We made our way into the end of the bay where there were a lot of downed trees and calm water. I started casting with a bubble gum fluke and George cast with the shad rap he had success with the day before. Ken became a chauffeur.

I felt a nip on one cast, but it turned dead after a few seconds. The odd thing was that it kind of bounced even after it went dead. We went to retrieve it and I was able to get it loose.

A few casts later, deeper in the bay, I got hit again. I was sure I had a fish, but again, it went dead. We went to retrieve it again, but this time, I was able to see my fluke attached to a branch. But to my surprise, a fish was still attached to my fluke! And the fish had a spot of white on its tail. It was a walleye!

I tried to pull the line up to pull up the branch so I could try to free the hook, but all I was able to do was break off the end. I couldn’t pull the line up high enough to reach the hook or the fish. I was using braid, so I knew the line wouldn’t break, but it was cutting into my finger as I pulled on it.

George is a good 6 inches taller than me, so I thought he would be able to reach it with his longer arms. I wrapped the braid around our emergency paddle to be able to pull on the twig harder.

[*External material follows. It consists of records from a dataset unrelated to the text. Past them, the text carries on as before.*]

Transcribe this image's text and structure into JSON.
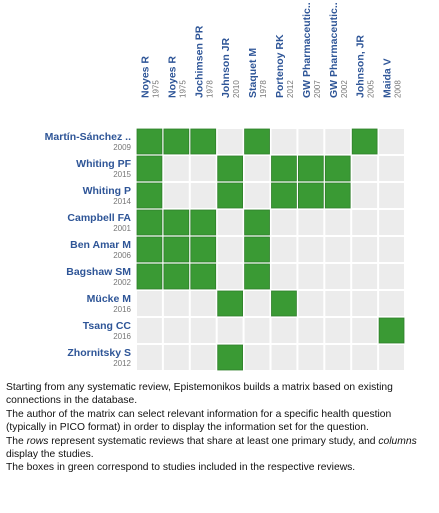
{
  "columns": [
    {
      "name": "Noyes R",
      "year": "1975"
    },
    {
      "name": "Noyes R",
      "year": "1975"
    },
    {
      "name": "Jochimsen PR",
      "year": "1978"
    },
    {
      "name": "Johnson JR",
      "year": "2010"
    },
    {
      "name": "Staquet M",
      "year": "1978"
    },
    {
      "name": "Portenoy RK",
      "year": "2012"
    },
    {
      "name": "GW Pharmaceutic..",
      "year": "2007"
    },
    {
      "name": "GW Pharmaceutic..",
      "year": "2002"
    },
    {
      "name": "Johnson, JR",
      "year": "2005"
    },
    {
      "name": "Maida V",
      "year": "2008"
    }
  ],
  "rows": [
    {
      "name": "Martín-Sánchez ..",
      "year": "2009",
      "included": [
        true,
        true,
        true,
        false,
        true,
        false,
        false,
        false,
        true,
        false
      ]
    },
    {
      "name": "Whiting PF",
      "year": "2015",
      "included": [
        true,
        false,
        false,
        true,
        false,
        true,
        true,
        true,
        false,
        false
      ]
    },
    {
      "name": "Whiting P",
      "year": "2014",
      "included": [
        true,
        false,
        false,
        true,
        false,
        true,
        true,
        true,
        false,
        false
      ]
    },
    {
      "name": "Campbell FA",
      "year": "2001",
      "included": [
        true,
        true,
        true,
        false,
        true,
        false,
        false,
        false,
        false,
        false
      ]
    },
    {
      "name": "Ben Amar M",
      "year": "2006",
      "included": [
        true,
        true,
        true,
        false,
        true,
        false,
        false,
        false,
        false,
        false
      ]
    },
    {
      "name": "Bagshaw SM",
      "year": "2002",
      "included": [
        true,
        true,
        true,
        false,
        true,
        false,
        false,
        false,
        false,
        false
      ]
    },
    {
      "name": "Mücke M",
      "year": "2016",
      "included": [
        false,
        false,
        false,
        true,
        false,
        true,
        false,
        false,
        false,
        false
      ]
    },
    {
      "name": "Tsang CC",
      "year": "2016",
      "included": [
        false,
        false,
        false,
        false,
        false,
        false,
        false,
        false,
        false,
        true
      ]
    },
    {
      "name": "Zhornitsky S",
      "year": "2012",
      "included": [
        false,
        false,
        false,
        true,
        false,
        false,
        false,
        false,
        false,
        false
      ]
    }
  ],
  "caption": [
    [
      "Starting from any systematic review, Epistemonikos builds a matrix based on existing connections in the database."
    ],
    [
      "The author of the matrix can select relevant information for a specific health question (typically in PICO format) in order to display the information set for the question."
    ],
    [
      "The ",
      "rows",
      " represent systematic reviews that share at least one primary study, and ",
      "columns",
      " display the studies."
    ],
    [
      "The boxes in green correspond to studies included in the respective reviews."
    ]
  ]
}
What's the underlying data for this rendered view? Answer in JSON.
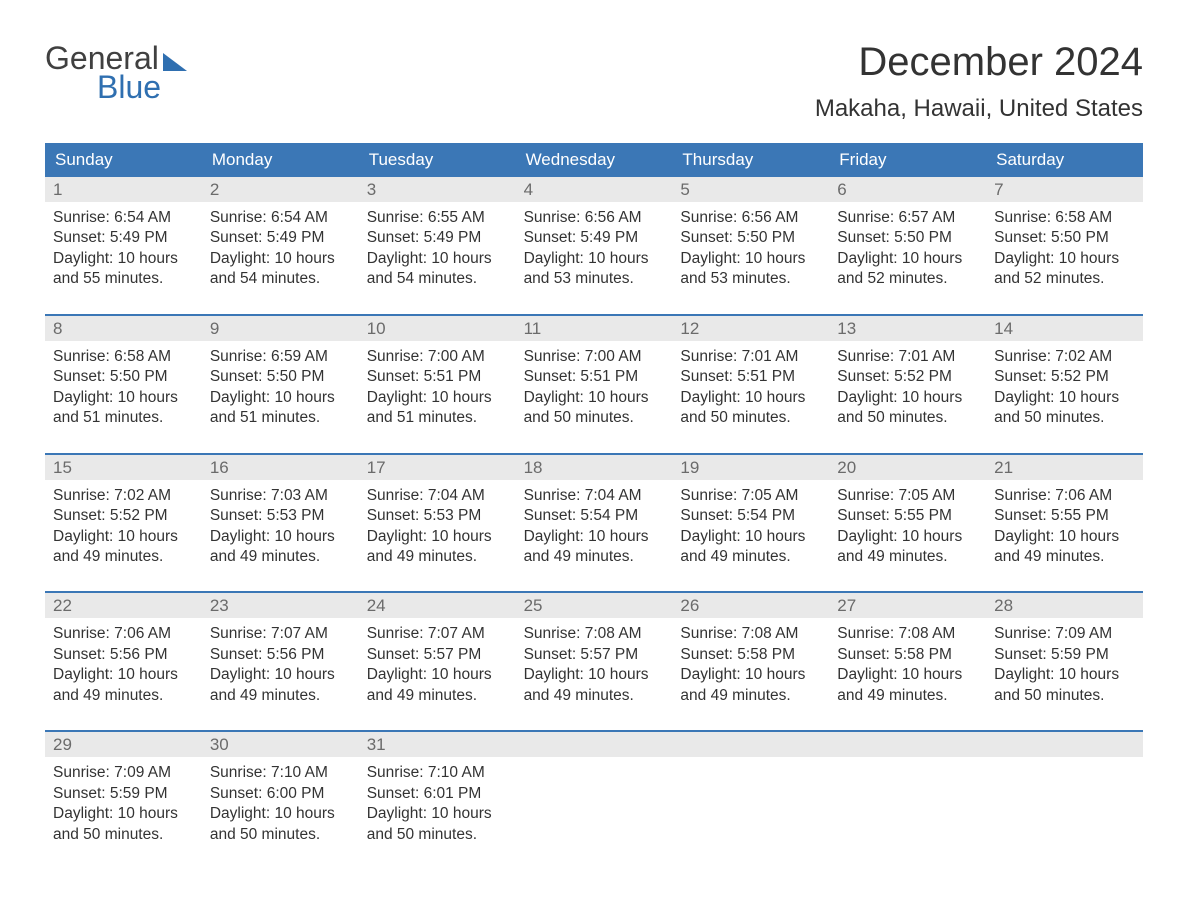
{
  "brand": {
    "word1": "General",
    "word2": "Blue",
    "color": "#2f6fb0"
  },
  "title": "December 2024",
  "location": "Makaha, Hawaii, United States",
  "header_bg": "#3b77b6",
  "daynum_bg": "#e9e9e9",
  "border_color": "#3b77b6",
  "text_color": "#333333",
  "daynum_color": "#6b6b6b",
  "background": "#ffffff",
  "dow": [
    "Sunday",
    "Monday",
    "Tuesday",
    "Wednesday",
    "Thursday",
    "Friday",
    "Saturday"
  ],
  "weeks": [
    [
      {
        "n": "1",
        "sunrise": "Sunrise: 6:54 AM",
        "sunset": "Sunset: 5:49 PM",
        "d1": "Daylight: 10 hours",
        "d2": "and 55 minutes."
      },
      {
        "n": "2",
        "sunrise": "Sunrise: 6:54 AM",
        "sunset": "Sunset: 5:49 PM",
        "d1": "Daylight: 10 hours",
        "d2": "and 54 minutes."
      },
      {
        "n": "3",
        "sunrise": "Sunrise: 6:55 AM",
        "sunset": "Sunset: 5:49 PM",
        "d1": "Daylight: 10 hours",
        "d2": "and 54 minutes."
      },
      {
        "n": "4",
        "sunrise": "Sunrise: 6:56 AM",
        "sunset": "Sunset: 5:49 PM",
        "d1": "Daylight: 10 hours",
        "d2": "and 53 minutes."
      },
      {
        "n": "5",
        "sunrise": "Sunrise: 6:56 AM",
        "sunset": "Sunset: 5:50 PM",
        "d1": "Daylight: 10 hours",
        "d2": "and 53 minutes."
      },
      {
        "n": "6",
        "sunrise": "Sunrise: 6:57 AM",
        "sunset": "Sunset: 5:50 PM",
        "d1": "Daylight: 10 hours",
        "d2": "and 52 minutes."
      },
      {
        "n": "7",
        "sunrise": "Sunrise: 6:58 AM",
        "sunset": "Sunset: 5:50 PM",
        "d1": "Daylight: 10 hours",
        "d2": "and 52 minutes."
      }
    ],
    [
      {
        "n": "8",
        "sunrise": "Sunrise: 6:58 AM",
        "sunset": "Sunset: 5:50 PM",
        "d1": "Daylight: 10 hours",
        "d2": "and 51 minutes."
      },
      {
        "n": "9",
        "sunrise": "Sunrise: 6:59 AM",
        "sunset": "Sunset: 5:50 PM",
        "d1": "Daylight: 10 hours",
        "d2": "and 51 minutes."
      },
      {
        "n": "10",
        "sunrise": "Sunrise: 7:00 AM",
        "sunset": "Sunset: 5:51 PM",
        "d1": "Daylight: 10 hours",
        "d2": "and 51 minutes."
      },
      {
        "n": "11",
        "sunrise": "Sunrise: 7:00 AM",
        "sunset": "Sunset: 5:51 PM",
        "d1": "Daylight: 10 hours",
        "d2": "and 50 minutes."
      },
      {
        "n": "12",
        "sunrise": "Sunrise: 7:01 AM",
        "sunset": "Sunset: 5:51 PM",
        "d1": "Daylight: 10 hours",
        "d2": "and 50 minutes."
      },
      {
        "n": "13",
        "sunrise": "Sunrise: 7:01 AM",
        "sunset": "Sunset: 5:52 PM",
        "d1": "Daylight: 10 hours",
        "d2": "and 50 minutes."
      },
      {
        "n": "14",
        "sunrise": "Sunrise: 7:02 AM",
        "sunset": "Sunset: 5:52 PM",
        "d1": "Daylight: 10 hours",
        "d2": "and 50 minutes."
      }
    ],
    [
      {
        "n": "15",
        "sunrise": "Sunrise: 7:02 AM",
        "sunset": "Sunset: 5:52 PM",
        "d1": "Daylight: 10 hours",
        "d2": "and 49 minutes."
      },
      {
        "n": "16",
        "sunrise": "Sunrise: 7:03 AM",
        "sunset": "Sunset: 5:53 PM",
        "d1": "Daylight: 10 hours",
        "d2": "and 49 minutes."
      },
      {
        "n": "17",
        "sunrise": "Sunrise: 7:04 AM",
        "sunset": "Sunset: 5:53 PM",
        "d1": "Daylight: 10 hours",
        "d2": "and 49 minutes."
      },
      {
        "n": "18",
        "sunrise": "Sunrise: 7:04 AM",
        "sunset": "Sunset: 5:54 PM",
        "d1": "Daylight: 10 hours",
        "d2": "and 49 minutes."
      },
      {
        "n": "19",
        "sunrise": "Sunrise: 7:05 AM",
        "sunset": "Sunset: 5:54 PM",
        "d1": "Daylight: 10 hours",
        "d2": "and 49 minutes."
      },
      {
        "n": "20",
        "sunrise": "Sunrise: 7:05 AM",
        "sunset": "Sunset: 5:55 PM",
        "d1": "Daylight: 10 hours",
        "d2": "and 49 minutes."
      },
      {
        "n": "21",
        "sunrise": "Sunrise: 7:06 AM",
        "sunset": "Sunset: 5:55 PM",
        "d1": "Daylight: 10 hours",
        "d2": "and 49 minutes."
      }
    ],
    [
      {
        "n": "22",
        "sunrise": "Sunrise: 7:06 AM",
        "sunset": "Sunset: 5:56 PM",
        "d1": "Daylight: 10 hours",
        "d2": "and 49 minutes."
      },
      {
        "n": "23",
        "sunrise": "Sunrise: 7:07 AM",
        "sunset": "Sunset: 5:56 PM",
        "d1": "Daylight: 10 hours",
        "d2": "and 49 minutes."
      },
      {
        "n": "24",
        "sunrise": "Sunrise: 7:07 AM",
        "sunset": "Sunset: 5:57 PM",
        "d1": "Daylight: 10 hours",
        "d2": "and 49 minutes."
      },
      {
        "n": "25",
        "sunrise": "Sunrise: 7:08 AM",
        "sunset": "Sunset: 5:57 PM",
        "d1": "Daylight: 10 hours",
        "d2": "and 49 minutes."
      },
      {
        "n": "26",
        "sunrise": "Sunrise: 7:08 AM",
        "sunset": "Sunset: 5:58 PM",
        "d1": "Daylight: 10 hours",
        "d2": "and 49 minutes."
      },
      {
        "n": "27",
        "sunrise": "Sunrise: 7:08 AM",
        "sunset": "Sunset: 5:58 PM",
        "d1": "Daylight: 10 hours",
        "d2": "and 49 minutes."
      },
      {
        "n": "28",
        "sunrise": "Sunrise: 7:09 AM",
        "sunset": "Sunset: 5:59 PM",
        "d1": "Daylight: 10 hours",
        "d2": "and 50 minutes."
      }
    ],
    [
      {
        "n": "29",
        "sunrise": "Sunrise: 7:09 AM",
        "sunset": "Sunset: 5:59 PM",
        "d1": "Daylight: 10 hours",
        "d2": "and 50 minutes."
      },
      {
        "n": "30",
        "sunrise": "Sunrise: 7:10 AM",
        "sunset": "Sunset: 6:00 PM",
        "d1": "Daylight: 10 hours",
        "d2": "and 50 minutes."
      },
      {
        "n": "31",
        "sunrise": "Sunrise: 7:10 AM",
        "sunset": "Sunset: 6:01 PM",
        "d1": "Daylight: 10 hours",
        "d2": "and 50 minutes."
      },
      null,
      null,
      null,
      null
    ]
  ]
}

George said the fish was only about 9″ long, but we were feeling too guilty to just cut the line. We spent a good 20-30 minutes trying to get the dang hook out of the dang twig to rescue the walleye. And George finally did it. He lifted it out of the water into the pontoon when it did a little shimmy-shake and it was gone.

We were going to let it go anyway, but it would have been nice to get a picture of our prize. It was much George’s catch as mine by the time he was done.

What a ridiculous afternoon. We chuckled all the way home.